CRÉDITO SIMPLE CMG2

En el crédito simple para personas físicas aplicado al servicio de conexión de gas, el crédito simple funciona como una herramienta para que el cliente pueda cubrir los costos iniciales de instalación, derechos, materiales y mano de obra, sin tener que desembolsar todo el monto de inmediato.

Destino específico: El crédito se usa exclusivamente para la conexión de gas.

CRÉDITO SIMPLE

El crédito simple es un financiamiento en el que la NORHOL otorga un monto fijo en una sola exhibición, y el cliente (persona física o moral) se compromete a pagarlo en un plazo determinado junto con los intereses pactados.

Para personas físicas

Destino específico: Se usa para cubrir necesidades personales, como mejoras en vivienda, servicios, educación o consumo.

Ventaja: Permite acceder a bienes o servicios sin comprometer liquidez inmediata.

Para personas morales

Destino empresarial: Se orienta a capital de trabajo, adquisición de maquinaria, pago de proveedores o proyectos de inversión.

Ventaja: Facilita la operación y crecimiento de la empresa sin descapitalizarse.

ARRENDAMIENTO PURO

Es un contrato mediante el cual una persona física o moral (el arrendatario) obtiene el derecho de usar un bien por un tiempo determinado, pagando rentas periódicas, sin que exista intención de transferir la propiedad del bien al término del contrato.

Beneficios fiscales: En muchos casos, las rentas pueden deducirse como gasto operativo.

 

ARRENDAMIENTO FINANCIERO

Es un contrato mediante el cual una persona física o moral (arrendatario) obtiene el uso de un bien por un plazo determinado, pagando rentas que incluyen capital e intereses, con la opción de adquirir la propiedad del bien al finalizar el contrato.
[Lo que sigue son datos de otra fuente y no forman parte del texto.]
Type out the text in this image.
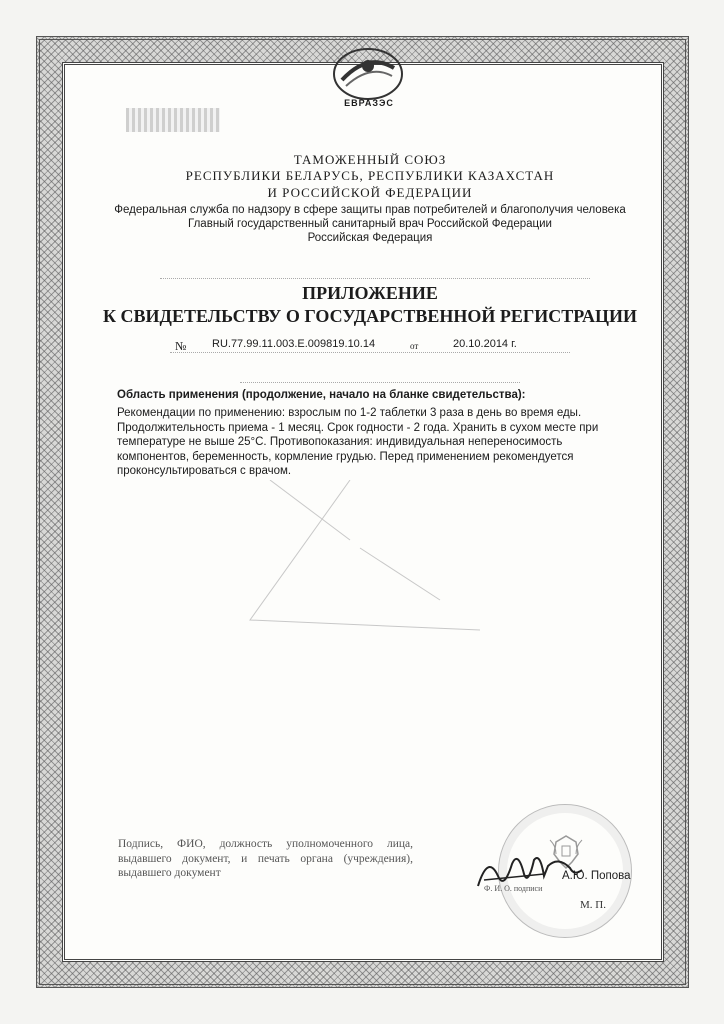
ЕВРАЗЭС
ТАМОЖЕННЫЙ СОЮЗ
РЕСПУБЛИКИ БЕЛАРУСЬ, РЕСПУБЛИКИ КАЗАХСТАН
И РОССИЙСКОЙ ФЕДЕРАЦИИ
Федеральная служба по надзору в сфере защиты прав потребителей и благополучия человека
Главный государственный санитарный врач Российской Федерации
Российская Федерация
ПРИЛОЖЕНИЕ
К СВИДЕТЕЛЬСТВУ О ГОСУДАРСТВЕННОЙ РЕГИСТРАЦИИ
№ RU.77.99.11.003.Е.009819.10.14	от	20.10.2014 г.
Область применения (продолжение, начало на бланке свидетельства):
Рекомендации по применению: взрослым по 1-2 таблетки 3 раза в день во время еды. Продолжительность приема - 1 месяц. Срок годности - 2 года. Хранить в сухом месте при температуре не выше 25°С. Противопоказания: индивидуальная непереносимость компонентов, беременность, кормление грудью. Перед применением рекомендуется проконсультироваться с врачом.
Подпись, ФИО, должность уполномоченного лица, выдавшего документ, и печать органа (учреждения), выдавшего документ	А.Ю. Попова
Ф. И. О. подписи
М. П.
Se considera un esquema de financiamiento, ya que el arrendador recupera el valor del bien más un rendimiento.

Beneficios fiscales: En ciertos casos, los pagos pueden deducirse y el bien puede registrarse como activo en la contabilidad del arrendatario.

FACTORAJE FINANCIERO

Es un contrato mediante el cual una empresa (cedente) vende sus cuentas por cobrar —facturas o derechos de crédito derivados de sus operaciones comerciales— a una institución financiera (factor) para obtener liquidez inmediata. El factor paga al cedente un porcentaje del valor de las facturas y asume la gestión de cobro, con o sin recurso según el tipo de contrato.

Ofrece varios beneficios clave para las empresas, especialmente aquellas que necesitan liquidez inmediata para mantener su operación sin recurrir a créditos tradicionales.